Bundan tam 102 yıl önce devletimizin kurucusu Gazi Mustafa Kemal, Sultan Vahdettin Han’ın emriyle, ama tarihinde hiçbir müfettişe verilmeyen hatta sadrazama verilmeyen bir yetki ile Anadolu’ya Rum çetelerine karşı ordu müfettişi olarak gönderildi. Bunu da kurtuluş mücadelemizin başladığı yıl olarak kutluyoruz.

Allah, Gazi Mustafa Kemal başta olmak üzere devletimize, milletimize o günlerde hizmet eden şehit olan, gazi olan tüm büyüklerimize rahmet ile muamele eylesin. Dedik ya 16 Mayıs’ta yola çıkan Gazi Mustafa Kemal İngiliz’in işgali altında olan İstanbul’un komutanı vize vermiyor. Vize vermeyince en üst seviyedeki komuta kademesinden emir geliyor ve işin doğrusu şu Gazi, Sultan Vahdettin Han’ın sadrazamlara bile vermediği yetkiyle İngilizlerin vize oluruyla devrin en modern vapurlarından bir tanesiyle Samsun’a yola çıktı.

İngiliz istihbaratı o günlerde bir şeyi gözden kaçırdı. Tek başına da gitmedi, heyette bulunan insanların, komutanların, heyetin içinde öyle bir beyinler vardı ki diyor İngiliz istihbaratı, hepsi Kurmay hepsi çok zeki adamlar. Yani dönemin beyin adamlarını gönderdiklerini sonradan fark ettik diyor. Tabii biz kurtuluş mücadelesiyle biz Samsun’a girince, işin bir de enteresan bir boyutu var. Kazım Karabekir Paşa biliyorsunuz dönemin 4. Ordu’da silahlarını teslim etmeyen ordu komutanı iken Gazi Mustafa Kemal ondan iki rütbe düşük olmasına rağmen Halife ve Padişahın fermanını gösterdiği an komuta kademesi ve hiyerarşisi alt üst olmuş ve Mustafa Kemal’e tabi olmuştur.

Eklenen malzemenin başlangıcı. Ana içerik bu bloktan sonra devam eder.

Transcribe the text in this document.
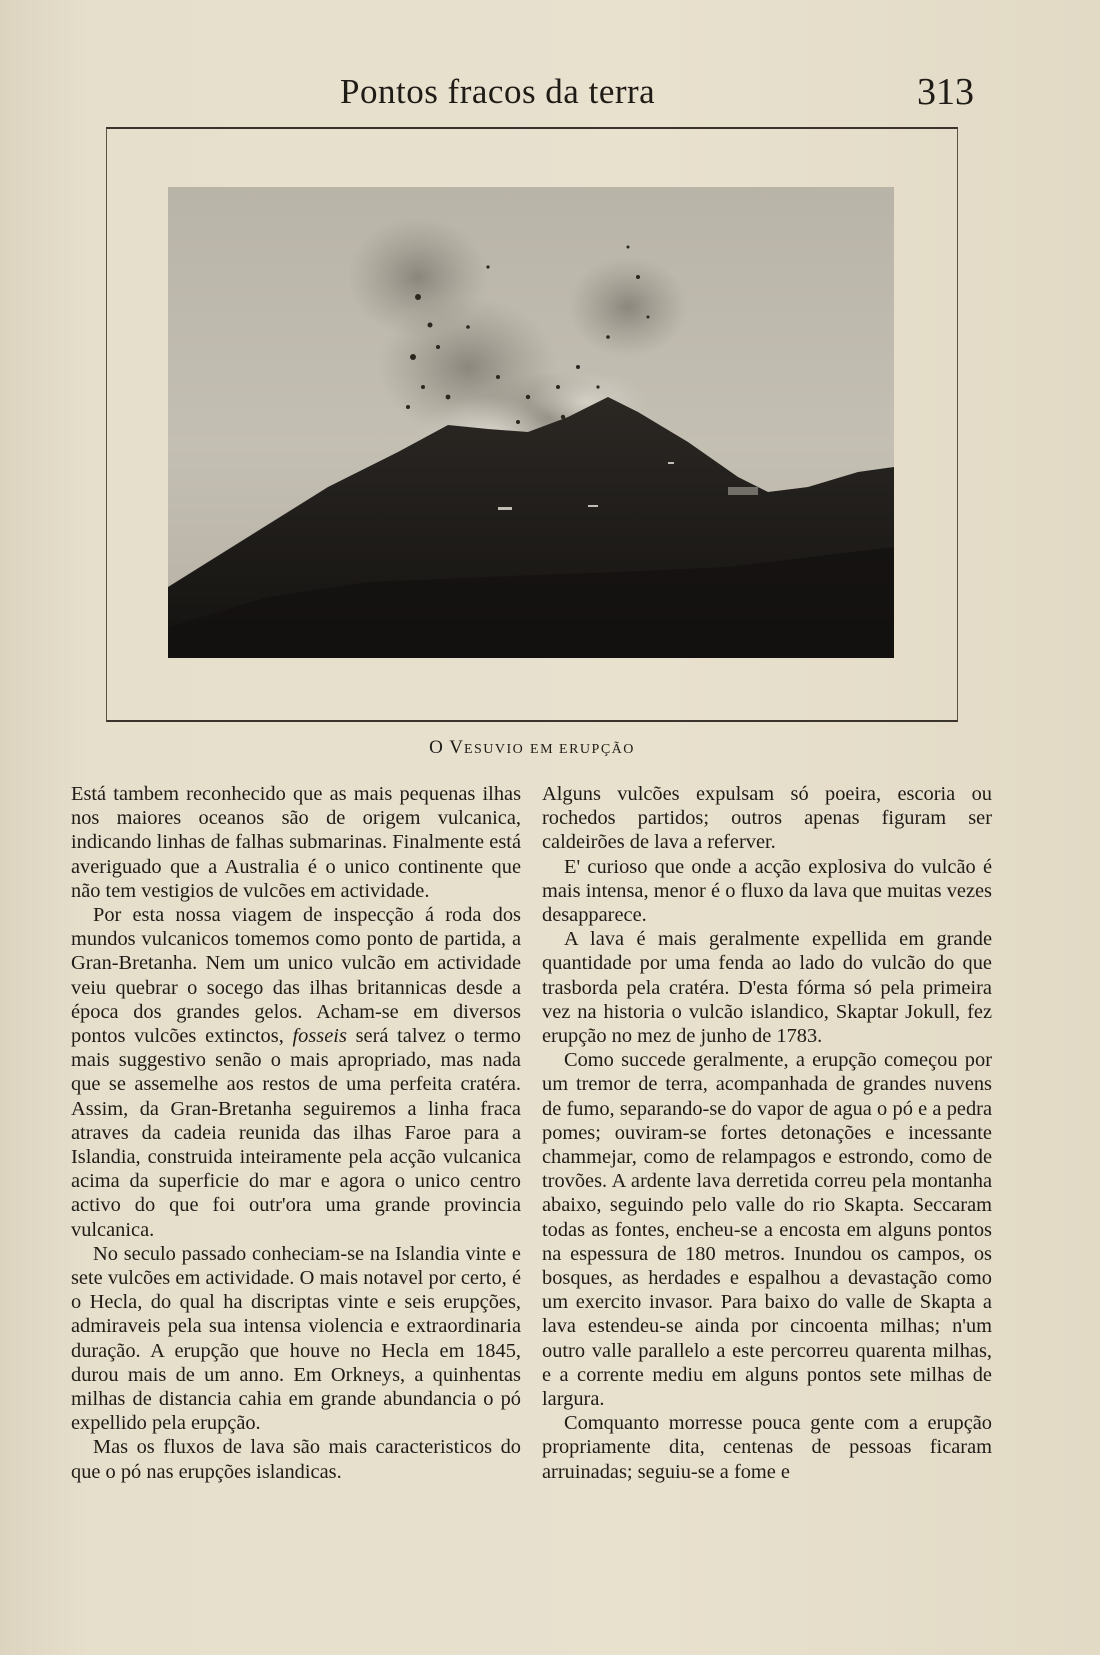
Pontos fracos da terra	313
O VESUVIO EM ERUPÇÃO

Está tambem reconhecido que as mais pequenas ilhas nos maiores oceanos são de origem vulcanica, indicando linhas de falhas submarinas. Finalmente está averiguado que a Australia é o unico continente que não tem vestigios de vulcões em actividade.

Por esta nossa viagem de inspecção á roda dos mundos vulcanicos tomemos como ponto de partida, a Gran-Bretanha. Nem um unico vulcão em actividade veiu quebrar o socego das ilhas britannicas desde a época dos grandes gelos. Acham-se em diversos pontos vulcões extinctos, fosseis será talvez o termo mais suggestivo senão o mais apropriado, mas nada que se assemelhe aos restos de uma perfeita cratéra. Assim, da Gran-Bretanha seguiremos a linha fraca atraves da cadeia reunida das ilhas Faroe para a Islandia, construida inteiramente pela acção vulcanica acima da superficie do mar e agora o unico centro activo do que foi outr'ora uma grande provincia vulcanica.

No seculo passado conheciam-se na Islandia vinte e sete vulcões em actividade. O mais notavel por certo, é o Hecla, do qual ha discriptas vinte e seis erupções, admiraveis pela sua intensa violencia e extraordinaria duração. A erupção que houve no Hecla em 1845, durou mais de um anno. Em Orkneys, a quinhentas milhas de distancia cahia em grande abundancia o pó expellido pela erupção.

Mas os fluxos de lava são mais caracteristicos do que o pó nas erupções islandicas.

Alguns vulcões expulsam só poeira, escoria ou rochedos partidos; outros apenas figuram ser caldeirões de lava a referver.

E' curioso que onde a acção explosiva do vulcão é mais intensa, menor é o fluxo da lava que muitas vezes desapparece.

A lava é mais geralmente expellida em grande quantidade por uma fenda ao lado do vulcão do que trasborda pela cratéra. D'esta fórma só pela primeira vez na historia o vulcão islandico, Skaptar Jokull, fez erupção no mez de junho de 1783.

Como succede geralmente, a erupção começou por um tremor de terra, acompanhada de grandes nuvens de fumo, separando-se do vapor de agua o pó e a pedra pomes; ouviram-se fortes detonações e incessante chammejar, como de relampagos e estrondo, como de trovões. A ardente lava derretida correu pela montanha abaixo, seguindo pelo valle do rio Skapta. Seccaram todas as fontes, encheu-se a encosta em alguns pontos na espessura de 180 metros. Inundou os campos, os bosques, as herdades e espalhou a devastação como um exercito invasor. Para baixo do valle de Skapta a lava estendeu-se ainda por cincoenta milhas; n'um outro valle parallelo a este percorreu quarenta milhas, e a corrente mediu em alguns pontos sete milhas de largura.

Comquanto morresse pouca gente com a erupção propriamente dita, centenas de pessoas ficaram arruinadas; seguiu-se a fome e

Yine aynı zamanda Anadolu’daki tüm kanaat önderleri Sultan Vahdettin Han’ın ve halifenin geniş yetkilerle donattığı fermanıyla beraber Mustafa Kemal Anadolu’da hareketi başlattı. Çocukluğumdan beri öğrendiğim tarihte rahatsız olduğum bir şey var. Biz Kurtuluş Savaşı diye bir savaş yaşadık. Düşmanı denize döktük, düşman dediğimiz Yunan. Yunan kimdir diye baktığımızda 400 yıllık Osmanlı egemenliğinde kalmış 400 yıl boyunca tarafımızdan yönetilmiş Anadolu’yu işgal etmeden evvelde 45-50 sene önce kurulmuş bir devlet. Biz öyle bir tarihte öyle bir yapıda yaşadık ki 400 yıl yönettiğimiz kuruluşu yarım asır olmayan Yunanistan gibi tırışka, sonradan kurulmuş bir devletten kurtulmayı yıllarca biz bir bağımsızlık olarak kutladık. İstiklal olarak kutladık, Yunanistan senin vilayetindi.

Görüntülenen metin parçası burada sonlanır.